Cpt1a-flox Mouse

Cpt1a, short for carnitine palmitoyltransferase 1A, is a key rate-limiting enzyme in mitochondrial fatty acid oxidation (FAO) pathway [1,2]. This pathway is essential for energy homeostasis during fasting or prolonged exercise, especially in tissues with high energy demands. The conversion of acyl-coenzyme As into acyl-carnitines by Cpt1a is the rate-limiting step, enabling fatty acids to cross membranes and enter mitochondria for oxidation [1].

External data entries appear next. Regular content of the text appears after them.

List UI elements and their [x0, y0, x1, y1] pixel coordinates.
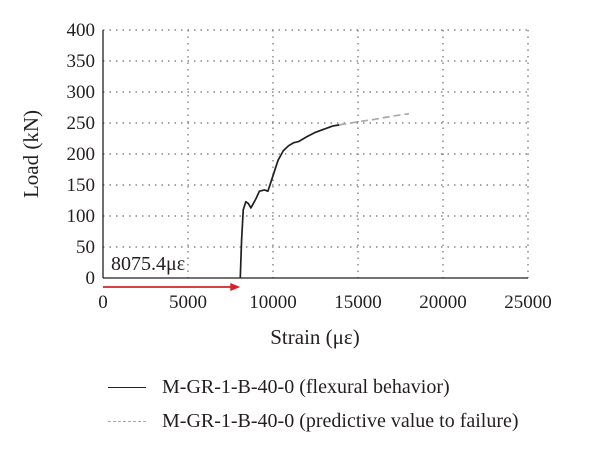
strain-offset-annotation: 8075.4με — [103, 253, 241, 291]
x-axis-title: Strain (με) — [270, 325, 359, 349]
x-tick-labels: 0 5000 10000 15000 20000 25000 — [98, 292, 552, 313]
y-tick-label: 350 — [67, 51, 96, 72]
y-tick-label: 250 — [67, 113, 96, 134]
y-tick-labels: 0 50 100 150 200 250 300 350 400 — [67, 20, 96, 289]
y-tick-label: 50 — [76, 237, 95, 258]
x-tick-label: 5000 — [169, 292, 207, 313]
legend-swatch-solid — [108, 386, 146, 388]
x-tick-label: 20000 — [419, 292, 467, 313]
series-predictive-line — [339, 112, 410, 126]
series-flexural-line — [239, 124, 340, 279]
legend: M-GR-1-B-40-0 (flexural behavior) M-GR-1… — [108, 370, 519, 438]
grid-lines — [103, 29, 529, 278]
legend-label-flexural: M-GR-1-B-40-0 (flexural behavior) — [162, 375, 450, 398]
legend-label-predictive: M-GR-1-B-40-0 (predictive value to failu… — [162, 409, 519, 432]
y-tick-label: 400 — [67, 20, 96, 41]
y-tick-label: 150 — [67, 175, 96, 196]
legend-item-flexural: M-GR-1-B-40-0 (flexural behavior) — [108, 370, 519, 404]
x-tick-label: 10000 — [249, 292, 297, 313]
strain-offset-arrowhead — [230, 283, 241, 291]
y-tick-label: 300 — [67, 82, 96, 103]
axes — [102, 30, 528, 279]
strain-offset-label: 8075.4με — [111, 253, 185, 275]
legend-item-predictive: M-GR-1-B-40-0 (predictive value to failu… — [108, 404, 519, 438]
x-tick-label: 0 — [98, 292, 108, 313]
x-tick-label: 25000 — [504, 292, 552, 313]
x-tick-label: 15000 — [334, 292, 382, 313]
y-axis-title: Load (kN) — [19, 110, 43, 198]
y-tick-label: 200 — [67, 144, 96, 165]
series-lines — [239, 112, 410, 279]
y-tick-label: 0 — [86, 268, 96, 289]
y-tick-label: 100 — [67, 206, 96, 227]
legend-swatch-dashed — [108, 420, 146, 422]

In various disease conditions, Cpt1a has been shown to play significant roles. In lung cancer, targeting Cpt1a induces ferroptosis and synergizes with immunotherapy. Cpt1a acts with L-carnitine from tumor-associated macrophages to drive ferroptosis-resistance and CD8+ T cells inactivation [3]. In nasopharyngeal carcinoma, the active FAO with up-regulated Cpt1a confers radiation resistance, and inhibiting Cpt1a re-sensitizes cells to radiation therapy [5]. In colorectal and esophageal squamous cell carcinomas, Cpt1a-mediated FAO promotes metastasis by inhibiting anoikis [6,8]. Also, in sepsis, mitochondrial STAT3 exacerbates the condition by driving Cpt1a-mediated FAO [4]. On the contrary, in chronic kidney disease, overexpression of Cpt1a in renal tubule protects from kidney fibrosis by restoring mitochondrial homeostasis [7].

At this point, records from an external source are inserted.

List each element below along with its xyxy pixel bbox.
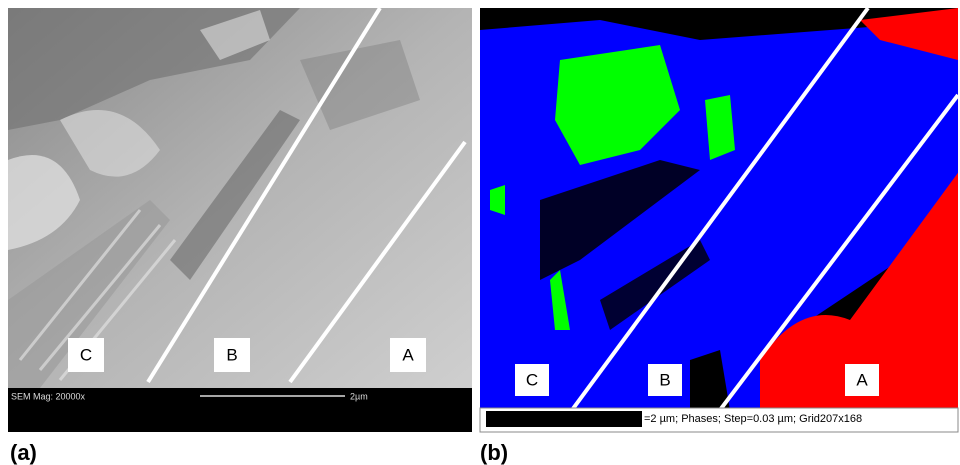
region-label: C (526, 370, 538, 389)
region-label: C (80, 345, 92, 364)
figure: SEM Mag: 20000x 2µm C B A (a) (0, 0, 960, 465)
panel-caption: (a) (10, 440, 37, 465)
region-label: B (226, 345, 237, 364)
scale-bar (486, 411, 642, 427)
panel-b: =2 µm; Phases; Step=0.03 µm; Grid207x168… (480, 8, 960, 465)
magnification: SEM Mag: 20000x (11, 391, 86, 401)
scan-info: =2 µm; Phases; Step=0.03 µm; Grid207x168 (644, 413, 862, 425)
panel-a: SEM Mag: 20000x 2µm C B A (a) (8, 8, 472, 465)
panel-caption: (b) (480, 440, 508, 465)
region-label: A (402, 345, 414, 364)
region-label: B (659, 370, 670, 389)
region-label: A (856, 370, 868, 389)
scale-label: 2µm (350, 391, 368, 401)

In conclusion, Cpt1a is crucial for the FAO pathway and energy metabolism. Studies, especially those using gene-knockout or conditional-knockout mouse models in various disease areas such as cancer, sepsis, and kidney disease, have revealed its diverse roles. These findings provide potential therapeutic targets for treating related diseases by modulating Cpt1a-mediated processes.